L'unico regalo che ha ricevuto sono queste mani che ora le stanno impedendo di respirare. Si divincola, calciando via le coperte, cercando di liberarsi, inutilmente. Mentre una mano la tiene inchiodata nel letto, l'altra si sposta con ferocia verso i suoi pantaloncini, afferrandoli con violenza. Izabel sgrana gli occhi e mentre quella mano tenta di entrare dentro le sue mutandine in modo così rude, lei spalanca la bocca tentando invano di urlare. Lei conosce quelle mani: sono le stesse che l'hanno presa in braccio un sacco di volte, le stesse che l'hanno aiutata a fare i compiti per casa.

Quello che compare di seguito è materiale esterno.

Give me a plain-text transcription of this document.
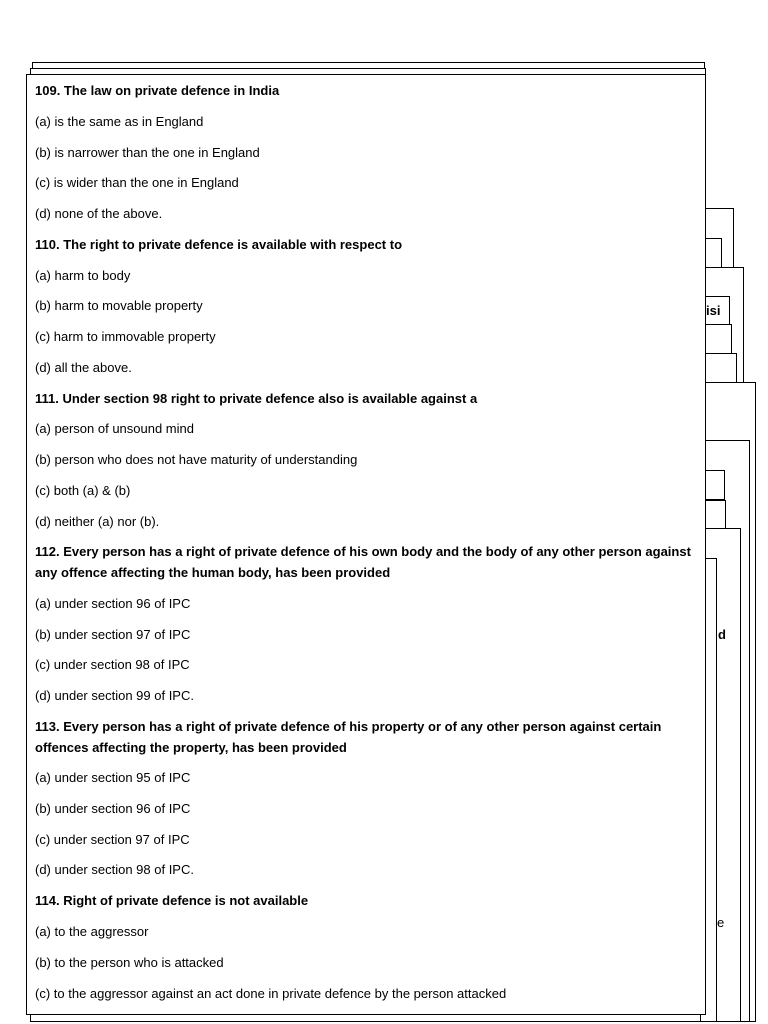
isi
d
e
109. The law on private defence in India
(a) is the same as in England
(b) is narrower than the one in England
(c) is wider than the one in England
(d) none of the above.
110. The right to private defence is available with respect to
(a) harm to body
(b) harm to movable property
(c) harm to immovable property
(d) all the above.
111. Under section 98 right to private defence also is available against a
(a) person of unsound mind
(b) person who does not have maturity of understanding
(c) both (a) & (b)
(d) neither (a) nor (b).
112. Every person has a right of private defence of his own body and the body of any other person against any offence affecting the human body, has been provided
(a) under section 96 of IPC
(b) under section 97 of IPC
(c) under section 98 of IPC
(d) under section 99 of IPC.
113. Every person has a right of private defence of his property or of any other person against certain offences affecting the property, has been provided
(a) under section 95 of IPC
(b) under section 96 of IPC
(c) under section 97 of IPC
(d) under section 98 of IPC.
114. Right of private defence is not available
(a) to the aggressor
(b) to the person who is attacked
(c) to the aggressor against an act done in private defence by the person attacked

Una calda lacrima le scorre sulla guancia mentre la vista inizia ad annebbiarsi per la mancanza di ossigeno. Non ha più le forze per dimenarsi. Vorrebbe solo urlare.
Vorrebbe solo urlare..."
Izabel si sveglia di scatto, urlando, col cuore che sembra le stia per uscire dal petto. I capelli incollati al viso a causa del sudore, così come il pigiama al corpo. Ancora in affanno, in cerca di aria, torna a stendersi lentamente puntando gli occhi verso la finestra sul soffitto di legno: la luna fa capolino da una nuvola, smorzando quella luce soffusa che inondava la stanza fino a qualche ora fa. Il ricordo ancora vivido di ciò che successe anni fa sa che le impedirà di dormire perciò si mette l'anima in pace e si prepara ad un'altra notte insonne.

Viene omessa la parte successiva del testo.